The “primitive” chordates are able to filter their food through the gill slits by sucking in / swirling water through the mouth opening. The smallest food particles stick to the gill slits, which are often lined with eyelashes, and are then fed to the adjacent, digestive part of the intestine. This takes place via a mucus that is secreted by the hypobranchial groove (also called the endostyle ) located at the base of the gill intestine . The hypobranchial trough is homologous to the thyroid gland of vertebrates and its cells can already accumulate the iodine in seawater and incorporate it into pseudodistomines ( homologous to thyroxine molecules ).

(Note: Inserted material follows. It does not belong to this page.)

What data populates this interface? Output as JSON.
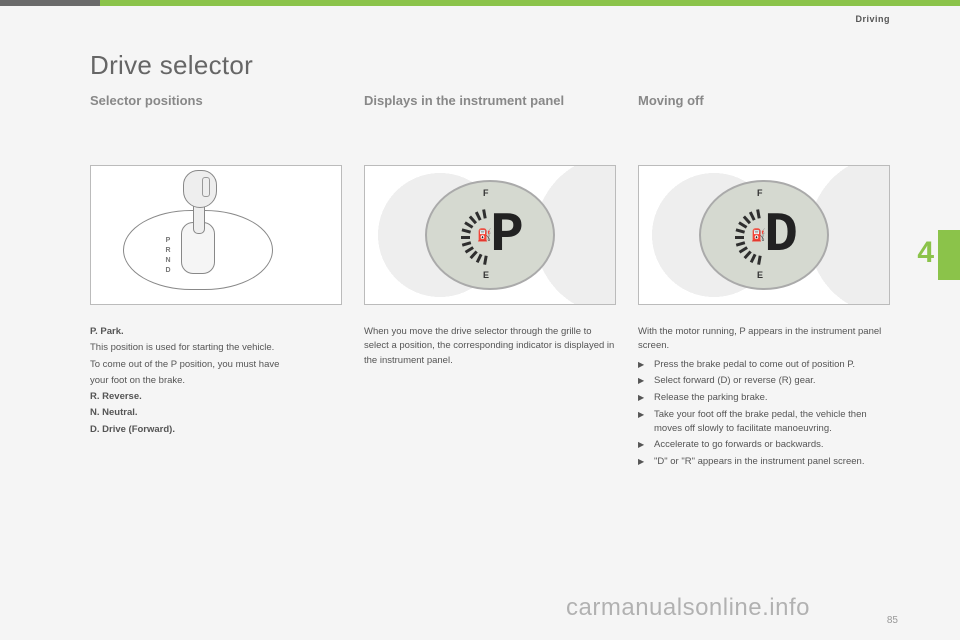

The gill bowel appears in the embryonic development of all vertebrates, including humans, but in many chordates it is subject to a later reconstruction and change of function.

Individual evidence

  1. Lexicon of Biology
  2. ^ Günther Sterba : On the phylogenesis of the gill intestine of the chordates. In: International review of the entire hydrobiology and hydrography . Volume 46, 1961, doi : 10.1002 / iroh.19610460111 , pp. 105-114.
  3. a b Bernhard Werner: About the mechanism of the acquisition of food of the tunicates, especially the ascidians . In: Helgoland Marine Research . Volume 5, 1954, pp. 57-92 ( PDF document ).
  4. Bernhard Werner: The principle of the endless slime filter when acquiring food for invertebrates marine animals. In: International review of the entire hydrobiology and hydrography . Volume 44, 1959, pp. 181-215 ( Link ).
  5. Stefan Ries: Attempts at the total synthesis of pseudodistomin C and E - A new synthetic route. Würzburg, 2009 ( PDF document ).
  6. Wilfried Westheide , Reinhard Rieger (ed.): The body of the Craniota and the differentiation of its basic shape . In: Special Zoology. Part 2: vertebrates or skulls . Spectrum Akademischer Verlag, Heidelberg / Berlin, 2010, ISBN 978-3-8274-2220-0 , pp. 3-14.